International Workshop “Mind, Meaning, and Multimodality” (MMM)

Fecha de publicación: 25-ene-2015 13:32:29

http://www.unav.edu/en/web/instituto-cultura-y-sociedad/discurso-publico/mind-meaning-multimodality

Pamplona (Spain), University of Navarra

May 14-15, 2015

Call on PDF

Call for blitz presentations and posters

Invited speakers

Alexander Bergs, Universität Osnabrück

Irene Mittelberg, RWTH Aachen University

Francis F. Steen, University of California, Los Angeles

Mark Turner, Case Western Reserve University

Javier Valenzuela, University of Murcia

Organizers

Inés Olza and Cristóbal Pagán, University of Navarra

Workshop theme

The Discourse Analysis Group (GRADUN) at the Institute for Culture and Society (ICS) of the University of Navarra organizes the “Mind, Meaning, and Multimodality” (MMM) International Workshop, which aims to bring together scholars working in the fields of Multimodality and Gesture from different perspectives: Pragmatics, Semantics, Discourse Analysis, Semiotics, Computational Linguistics, Gesture Studies, Cognitive Science, Computer Science, etc.

The language of the workshop will be English. There is no registration fee. Financial aid is available (see Submissions and financial aid).

Since the late 1980s, and with authors such as Kress & van Leeuwen, McNeill or Kendon, several disciplines interested in discourse, cognition and the construction of communicative meaning have stressed the importance of going beyond the verbal dimension of texts, systematically studying the interaction of words with other means of communication (images and other visual components of discourse, sound, gesture, and proxemics in spontaneous interaction). Multimodality studies have become increasingly important for the study of the human mind, influencing views of cognition as integrative, embodied, extended, embedded, enactive, distributed, etc.

To deal with the full complexity of multimodal communication and its interplay with cognition, new methods and tools are needed. The Red Hen Lab is a recent international initiative for developing a large audiovisual dataset (the NewsScape Library of Television News Broadcasts) and a multidisciplinary community for the study of big data from multimodal communication. This workshop seeks to expand and consolidate our group of cooperative researchers.

The MMM Workshop is interested in exploring and promoting interdisciplinary methods to approach gesture and multimodal instances of discourse. The following issues may be of particular interest:

Multimodal models of cognition

Multimodal Pragmatics

Multimodal Discourse Analysis

Gesture, speech and meaning construction in spontaneous interaction

Corpus approaches to gesture

Computational tools for multimodal datasets

Digital Humanities resources for multimodal datasets

Workshop structure

The workshop will seek fruitful interaction between participants at all times, combining talks by the invited speakers with demonstrations of Red Hen resources, roundtable discussions, and generous time for Q&A and debate.

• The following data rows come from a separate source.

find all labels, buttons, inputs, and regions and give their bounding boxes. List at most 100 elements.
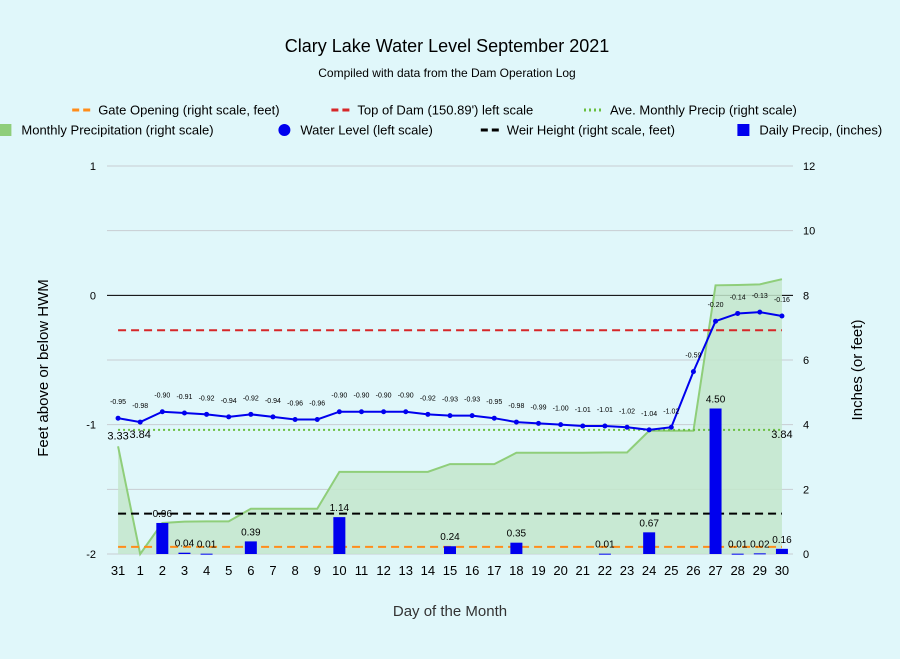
x-tick-label: 24 [642,563,656,578]
x-tick-label: 4 [203,563,210,578]
water-level-point [779,313,785,319]
y-right-tick-label: 6 [803,355,809,367]
bar-label: 0.02 [750,539,770,550]
x-tick-label: 18 [509,563,523,578]
legend-swatch [278,124,291,136]
water-level-point [381,409,387,415]
water-level-point [292,416,298,422]
water-level-label: -1.02 [663,408,679,415]
chart-title: Clary Lake Water Level September 2021 [285,36,610,56]
y-left-tick-label: -2 [86,549,96,561]
water-level-point [713,318,719,324]
water-level-label: -0.90 [331,393,347,400]
water-level-label: -0.96 [287,400,303,407]
water-level-label: -0.90 [398,393,414,400]
water-level-point [314,416,320,422]
daily-precip-bar [156,522,169,554]
daily-precip-bar [709,408,722,554]
water-level-label: -0.96 [309,400,325,407]
legend-swatch [0,124,12,136]
x-tick-label: 27 [708,563,722,578]
water-level-point [513,419,519,425]
water-level-point [270,414,276,420]
bar-label: 0.04 [175,539,195,550]
y-right-tick-label: 12 [803,161,815,173]
x-tick-label: 16 [465,563,479,578]
water-level-point [181,410,187,416]
water-level-point [491,415,497,421]
daily-precip-bar [775,548,788,554]
x-tick-label: 26 [686,563,700,578]
bar-label: 0.35 [507,529,527,540]
water-level-label: -0.16 [774,297,790,304]
x-tick-label: 3 [181,563,188,578]
x-tick-label: 25 [664,563,678,578]
water-level-point [226,414,232,420]
legend-item: Top of Dam (150.89') left scale [331,103,533,118]
daily-precip-bar [178,552,191,554]
legend-label: Daily Precip, (inches) [759,123,882,138]
water-level-label: -1.04 [641,411,657,418]
water-level-label: -1.00 [553,406,569,413]
water-level-point [248,411,254,417]
water-level-label: -0.13 [752,293,768,300]
x-tick-label: 23 [620,563,634,578]
water-level-label: -0.93 [442,397,458,404]
x-tick-label: 5 [225,563,232,578]
water-level-label: -0.92 [243,395,259,402]
chart-subtitle: Compiled with data from the Dam Operatio… [318,66,575,80]
x-tick-label: 1 [137,563,144,578]
legend-label: Water Level (left scale) [300,123,432,138]
x-tick-label: 11 [355,563,369,578]
water-level-label: -0.90 [376,393,392,400]
legend-item: Daily Precip, (inches) [737,123,882,138]
water-level-label: -0.92 [199,395,215,402]
legend-label: Monthly Precipitation (right scale) [21,123,213,138]
water-level-label: -0.59 [685,353,701,360]
daily-precip-bar [333,517,346,554]
water-level-label: -1.01 [575,407,591,414]
water-level-label: -0.95 [110,399,126,406]
daily-precip-bar [731,553,744,555]
legend-label: Gate Opening (right scale, feet) [98,103,279,118]
bar-label: 0.01 [728,540,748,551]
x-tick-label: 31 [111,563,125,578]
x-tick-label: 22 [598,563,612,578]
water-level-label: -0.90 [353,393,369,400]
x-tick-label: 30 [775,563,789,578]
water-level-point [602,423,608,429]
water-level-label: -0.92 [420,395,436,402]
water-level-label: -0.93 [464,397,480,404]
x-tick-label: 21 [576,563,590,578]
y-axis-right-label: Inches (or feet) [849,320,866,421]
legend-label: Top of Dam (150.89') left scale [357,103,533,118]
water-level-point [403,409,409,415]
water-level-point [159,409,165,415]
bar-label: 4.50 [706,395,726,406]
y-left-tick-label: 1 [90,161,96,173]
y-right-tick-label: 4 [803,420,809,432]
annotation-label: 3.84 [771,429,792,441]
water-level-point [580,423,586,429]
water-level-point [624,424,630,430]
bar-label: 0.39 [241,527,261,538]
x-tick-label: 10 [332,563,346,578]
legend-item: Monthly Precipitation (right scale) [0,123,214,138]
water-level-point [447,413,453,419]
y-right-tick-label: 8 [803,290,809,302]
annotation-label: 3.33 [107,430,128,442]
x-tick-label: 7 [269,563,276,578]
daily-precip-bar [598,553,611,555]
x-tick-label: 28 [730,563,744,578]
bar-label: 0.24 [440,532,460,543]
water-level-point [558,422,564,428]
bar-label: 0.01 [197,540,217,551]
water-level-label: -0.98 [508,403,524,410]
water-level-label: -1.01 [597,407,613,414]
water-level-point [690,369,696,375]
y-left-tick-label: -1 [86,420,96,432]
y-right-tick-label: 0 [803,549,809,561]
water-level-point [757,309,763,315]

There will also be a blitz presentation session (10-minute talks) followed by a poster session, where blitz talks will be presented as posters, with ample time for further interaction with workshop participants.

Submissions and financial aid

Abstracts should be one page, 500 words maximum (including bibliography). Please send them no later than March 8th as a PDF email attachment to both cpaganc@unav.es and iolzamor@unav.es. In the body of your email, please include your full name, affiliation, and contact details, as well as a very short biographical statement (50 words maximum). Submissions by early-stage researchers (doctoral and postdoctoral) are particularly welcome. Acceptance will be communicated shortly after the submission deadline.

We have limited funds to help scholars defray costs of travel and accommodation. If you cannot secure funding from other sources, please let us know, in the body of your email, whether you would like to apply for a grant covering the costs of travel, accommodation, or both. Your funding request will not affect the evaluation of your abstract.